After recording the video, I left it to download onto You Tube
while I “filed” my new products in their appropriate
places along side my other current products.This is
quite time-consuming, and includes updating my two reference
files, clearing room for more stamp sets as well as
labelling and re-labelling!
It’s well worth the effort because I work so much better
when I’m organised. Once everything was in it’s place, I was
ready to decorate the inside of the cards I shared with you
yesterday, as well as making a box to hold them.
While I had been working during the day, I’d been planning
how I was going to make the box. I’d decided to make an
Envelope Punch Board (EPB) Box, so my first job was to
decide what height, width, and depth I needed my box
to be to hold five cards and five envelopes.

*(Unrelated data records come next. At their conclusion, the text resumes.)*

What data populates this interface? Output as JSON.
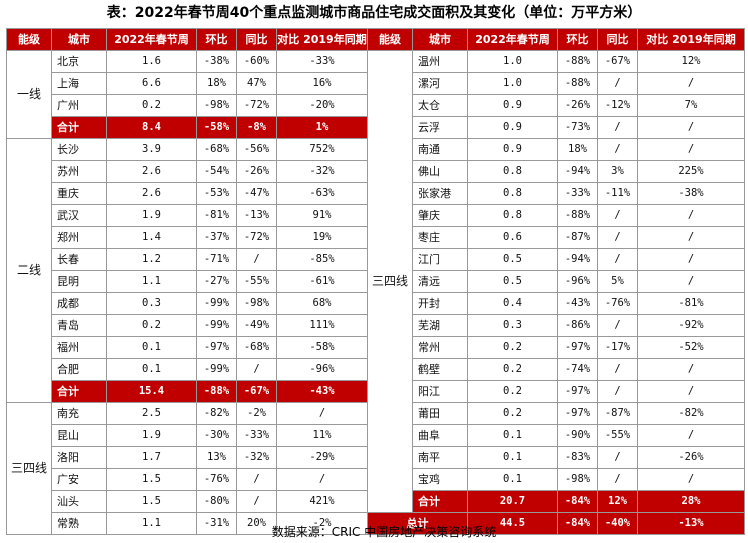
{
  "title": "表：2022年春节周40个重点监测城市商品住宅成交面积及其变化（单位：万平方米）",
  "headers": [
    "能级",
    "城市",
    "2022年春节周",
    "环比",
    "同比",
    "对比 2019年同期"
  ],
  "source": "数据来源：CRIC 中国房地产决策咨询系统",
  "left": {
    "tier1": {
      "label": "一线",
      "rows": [
        [
          "北京",
          "1.6",
          "-38%",
          "-60%",
          "-33%"
        ],
        [
          "上海",
          "6.6",
          "18%",
          "47%",
          "16%"
        ],
        [
          "广州",
          "0.2",
          "-98%",
          "-72%",
          "-20%"
        ]
      ],
      "subtotal": [
        "合计",
        "8.4",
        "-58%",
        "-8%",
        "1%"
      ]
    },
    "tier2": {
      "label": "二线",
      "rows": [
        [
          "长沙",
          "3.9",
          "-68%",
          "-56%",
          "752%"
        ],
        [
          "苏州",
          "2.6",
          "-54%",
          "-26%",
          "-32%"
        ],
        [
          "重庆",
          "2.6",
          "-53%",
          "-47%",
          "-63%"
        ],
        [
          "武汉",
          "1.9",
          "-81%",
          "-13%",
          "91%"
        ],
        [
          "郑州",
          "1.4",
          "-37%",
          "-72%",
          "19%"
        ],
        [
          "长春",
          "1.2",
          "-71%",
          "/",
          "-85%"
        ],
        [
          "昆明",
          "1.1",
          "-27%",
          "-55%",
          "-61%"
        ],
        [
          "成都",
          "0.3",
          "-99%",
          "-98%",
          "68%"
        ],
        [
          "青岛",
          "0.2",
          "-99%",
          "-49%",
          "111%"
        ],
        [
          "福州",
          "0.1",
          "-97%",
          "-68%",
          "-58%"
        ],
        [
          "合肥",
          "0.1",
          "-99%",
          "/",
          "-96%"
        ]
      ],
      "subtotal": [
        "合计",
        "15.4",
        "-88%",
        "-67%",
        "-43%"
      ]
    },
    "tier3": {
      "label": "三四线",
      "rows": [
        [
          "南充",
          "2.5",
          "-82%",
          "-2%",
          "/"
        ],
        [
          "昆山",
          "1.9",
          "-30%",
          "-33%",
          "11%"
        ],
        [
          "洛阳",
          "1.7",
          "13%",
          "-32%",
          "-29%"
        ],
        [
          "广安",
          "1.5",
          "-76%",
          "/",
          "/"
        ],
        [
          "汕头",
          "1.5",
          "-80%",
          "/",
          "421%"
        ],
        [
          "常熟",
          "1.1",
          "-31%",
          "20%",
          "-2%"
        ]
      ]
    }
  },
  "right": {
    "label": "三四线",
    "rows": [
      [
        "温州",
        "1.0",
        "-88%",
        "-67%",
        "12%"
      ],
      [
        "漯河",
        "1.0",
        "-88%",
        "/",
        "/"
      ],
      [
        "太仓",
        "0.9",
        "-26%",
        "-12%",
        "7%"
      ],
      [
        "云浮",
        "0.9",
        "-73%",
        "/",
        "/"
      ],
      [
        "南通",
        "0.9",
        "18%",
        "/",
        "/"
      ],
      [
        "佛山",
        "0.8",
        "-94%",
        "3%",
        "225%"
      ],
      [
        "张家港",
        "0.8",
        "-33%",
        "-11%",
        "-38%"
      ],
      [
        "肇庆",
        "0.8",
        "-88%",
        "/",
        "/"
      ],
      [
        "枣庄",
        "0.6",
        "-87%",
        "/",
        "/"
      ],
      [
        "江门",
        "0.5",
        "-94%",
        "/",
        "/"
      ],
      [
        "清远",
        "0.5",
        "-96%",
        "5%",
        "/"
      ],
      [
        "开封",
        "0.4",
        "-43%",
        "-76%",
        "-81%"
      ],
      [
        "芜湖",
        "0.3",
        "-86%",
        "/",
        "-92%"
      ],
      [
        "常州",
        "0.2",
        "-97%",
        "-17%",
        "-52%"
      ],
      [
        "鹤壁",
        "0.2",
        "-74%",
        "/",
        "/"
      ],
      [
        "阳江",
        "0.2",
        "-97%",
        "/",
        "/"
      ],
      [
        "莆田",
        "0.2",
        "-97%",
        "-87%",
        "-82%"
      ],
      [
        "曲阜",
        "0.1",
        "-90%",
        "-55%",
        "/"
      ],
      [
        "南平",
        "0.1",
        "-83%",
        "/",
        "-26%"
      ],
      [
        "宝鸡",
        "0.1",
        "-98%",
        "/",
        "/"
      ]
    ],
    "subtotal": [
      "合计",
      "20.7",
      "-84%",
      "12%",
      "28%"
    ],
    "total": [
      "总计",
      "44.5",
      "-84%",
      "-40%",
      "-13%"
    ]
  }
}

Once I’d established that, I went to the The Crafty Owl Box Buster
website where Joanne James has posted her EPB Box
Buster. All I needed to do was enter my three measurements
in inches or centimetres, one click of the button,
and I had all the info I needed!
I knew the size of my cardstock, where I needed to make
my first score line and where I needed to put my second score
line. I used Sahara Sand Cardstock (CS), and made my box.
When I make a box of cards to sell, I like to put a copy of
the front of my card on the outside of the box, in order that potential
customers know what’s inside without taking the product out of the cello bag.
Part of the reason for choosing to make the box with the EPB is
because I could decorate the front and the back with the outside
and the inside of the card. The challenge was, how was I
going to deal with one of these on the front which was where
the box opening was – I used a small magnet under
the flap for the closure mechanism!
I worked out what I needed to do, and went ahead, but once I’d
finished that part of the box, I realised there was an easier,
“cleaner” way of doing it. If I’d been working on this project for
a video, I’d be able to make a “prototype” and then go back and
make the real deal with the hiccups ironed out! LOL!
Although I’m pleased with my finished box, there is room for
improvement! I’m not pointing out what I could do to improve
on because it’s just a bit of fine tuning, and it probably won’t
be noticed by anybody anyway!
I hope you enjoy this project, as much as I’ve enjoyed working on it.
I hope you have a super relaxing weekend, and until tomorrow, happy crafting.